Flower power: lessons in market characteristics from the marijuana industry
At Kalibrate, we believe that data can empower decision-makers to maximize the return on their investments – whether that’s through smarter site selection or more efficient marketing spend.
While the customer profile of a brand is a key determining factor in assessing a location’s potential performance, there are often unique market characteristics that may make sites more viable than they would be elsewhere.
Let’s look at that in action in the growing retail marijuana industry in Michigan.
A sleepy town
The village of Constantine, founded in 1831, is a small town in southern Michigan. Constantine has just over 2,000 residents, with an economy highly dependent on agriculture. The biggest retailer in Constantine is a Dollar General store on the south side of town, and the downtown can be appropriately described as “sleepy”.
There had not been much in the way of new retail development in recent times – all of that changed in 2021 when suddenly three marijuana dispensaries opened in a 15-month period (with another on the way).
Legalization of marijuana has been progressing steadily throughout the U.S. over the past 5 years, with 18 states allowing the sale of recreational marijuana as of early 2022. My home state, Michigan, first allowed recreational marijuana dispensaries in 2019, and currently has more than 600 medical and recreational dispensaries statewide. Ann Arbor leads the pack with 24 dispensaries and more on the way – not a surprise for the home of the University of Michigan and the annual Hash Bash that dates back to 1972.
However, it is not only liberal university towns that feature dispensaries. Constantine saw two dispensaries (The Dude Abides and Constantine Wellness Center) open in January 2021, with a third (Prosper Cannabis Company) opening in late March 2022. What is it about this small town that has attracted so much attention?
The answer, it turns out, is Constantine’s proximity to the Indiana state line. Constantine is located less than 6 miles north of the Michigan-Indiana border, with ready access provided by U.S. Route 131. This strategic location provides the citizens of Elkhart, Goshen, and South Bend – all communities that dwarf Constantine from a population perspective – with convenient access to legalized marijuana.
Mobility data uncovers more
In an effort to better illustrate how tiny Constantine has transformed from sleepy rural outpost to retail magnate, Kalibrate leveraged Massive Mobile Data to better understand consumer traffic flows to Constantine dispensaries. The Dude Abides (apologies to Jeff Bridges) currently draws 41% of its customers from Indiana, while the Constantine Wellness Center draws 34% of its customers from south of the state line.

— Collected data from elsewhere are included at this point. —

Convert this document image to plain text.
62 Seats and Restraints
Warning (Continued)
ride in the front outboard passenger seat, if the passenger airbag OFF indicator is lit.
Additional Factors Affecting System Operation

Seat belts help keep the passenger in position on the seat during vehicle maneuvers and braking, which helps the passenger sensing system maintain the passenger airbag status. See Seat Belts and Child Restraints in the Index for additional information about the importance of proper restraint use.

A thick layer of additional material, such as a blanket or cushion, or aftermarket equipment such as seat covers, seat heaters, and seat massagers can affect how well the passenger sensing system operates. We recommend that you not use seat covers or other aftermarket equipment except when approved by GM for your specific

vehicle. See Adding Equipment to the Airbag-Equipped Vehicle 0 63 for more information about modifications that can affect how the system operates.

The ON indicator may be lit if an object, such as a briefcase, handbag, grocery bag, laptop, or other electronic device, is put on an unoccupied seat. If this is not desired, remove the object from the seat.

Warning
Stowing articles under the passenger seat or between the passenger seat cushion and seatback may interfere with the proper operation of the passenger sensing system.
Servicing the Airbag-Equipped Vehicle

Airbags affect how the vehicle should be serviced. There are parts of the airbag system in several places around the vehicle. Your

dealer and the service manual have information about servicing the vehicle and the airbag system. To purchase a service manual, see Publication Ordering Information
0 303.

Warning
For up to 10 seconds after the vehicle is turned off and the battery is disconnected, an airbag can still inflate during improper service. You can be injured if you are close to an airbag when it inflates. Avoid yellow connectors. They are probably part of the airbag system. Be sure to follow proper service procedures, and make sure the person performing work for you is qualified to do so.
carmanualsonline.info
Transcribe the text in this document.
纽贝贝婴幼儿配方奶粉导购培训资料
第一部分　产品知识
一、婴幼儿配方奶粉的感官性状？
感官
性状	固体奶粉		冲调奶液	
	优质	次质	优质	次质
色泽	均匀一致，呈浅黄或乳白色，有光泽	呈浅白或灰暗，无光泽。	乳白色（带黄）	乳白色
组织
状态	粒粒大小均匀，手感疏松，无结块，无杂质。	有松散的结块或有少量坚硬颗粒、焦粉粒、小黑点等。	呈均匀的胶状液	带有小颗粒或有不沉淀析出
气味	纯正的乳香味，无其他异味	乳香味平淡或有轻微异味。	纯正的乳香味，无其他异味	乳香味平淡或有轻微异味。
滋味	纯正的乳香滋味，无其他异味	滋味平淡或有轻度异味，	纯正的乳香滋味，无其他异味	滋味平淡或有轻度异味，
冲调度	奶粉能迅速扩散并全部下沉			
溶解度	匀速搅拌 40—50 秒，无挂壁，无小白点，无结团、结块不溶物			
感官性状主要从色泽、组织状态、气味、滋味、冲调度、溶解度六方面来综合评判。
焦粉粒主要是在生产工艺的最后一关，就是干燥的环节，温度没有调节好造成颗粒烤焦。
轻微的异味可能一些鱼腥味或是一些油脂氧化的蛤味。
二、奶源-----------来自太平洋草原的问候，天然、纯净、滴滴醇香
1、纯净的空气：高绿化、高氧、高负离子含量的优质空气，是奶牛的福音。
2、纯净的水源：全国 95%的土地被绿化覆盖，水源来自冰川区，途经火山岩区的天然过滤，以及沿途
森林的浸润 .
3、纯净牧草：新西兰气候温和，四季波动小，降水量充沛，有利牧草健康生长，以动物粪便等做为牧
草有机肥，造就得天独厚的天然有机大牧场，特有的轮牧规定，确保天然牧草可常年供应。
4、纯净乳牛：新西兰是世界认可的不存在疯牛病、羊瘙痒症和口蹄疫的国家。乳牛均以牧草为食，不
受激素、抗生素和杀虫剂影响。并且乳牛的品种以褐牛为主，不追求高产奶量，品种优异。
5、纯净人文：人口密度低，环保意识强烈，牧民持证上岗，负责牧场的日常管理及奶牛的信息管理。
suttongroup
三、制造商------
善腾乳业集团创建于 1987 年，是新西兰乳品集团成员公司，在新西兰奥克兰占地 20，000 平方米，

Is it possible that we are overstating the impact of these dispensaries on the flow of consumers from Indiana into Constantine? To test that, we assessed the current drawing power of other Constantine retail and restaurant operators. Indiana accounts for only 5% of the Constantine Flooring Center’s customer base, with similar results for the Constantine Auto Parts and Hardware Store (6%). Restaurants? The Chicken Coop, located on the south side of town, gets 18% of its customers from Indiana, while the Harvey House on the north side of downtown Constantine only gets 10% of its patrons from south of the state line. (We excluded Dollar General from this assessment, because they have a sister store in White Pigeon, halfway between Constantine and the state line.)
While we are not in a position to report on the profitability of the dispensaries in question, it is clear that their location just north of a state that has not legalized marijuana is proving to be a significant advantage. They are undoubtedly monitoring state government in Indiana – if the Hoosier State ever decides to legalize pot, a significant chunk of the Constantine dispensaries and associated retail sales will (dare I say) go up in smoke.
Lessons in unique market characteristics
So, what can those making location decisions take away from our delve into Michigan’s flourishing recreational marijuana industry?
Understanding how unique market or site characteristics can distort a trade area of a site should not be overlooked when assessing potential performance. The application of mobility data allows us to quantify just how much marijuana retailers have outperformed concepts from other industries in terms of cross-state draw.
Neighboring markets will always have distinct social and economic characteristics that make one or the other a more appealing option depending on a brand’s concept, but legislative factors can also influence customer behavior and potential.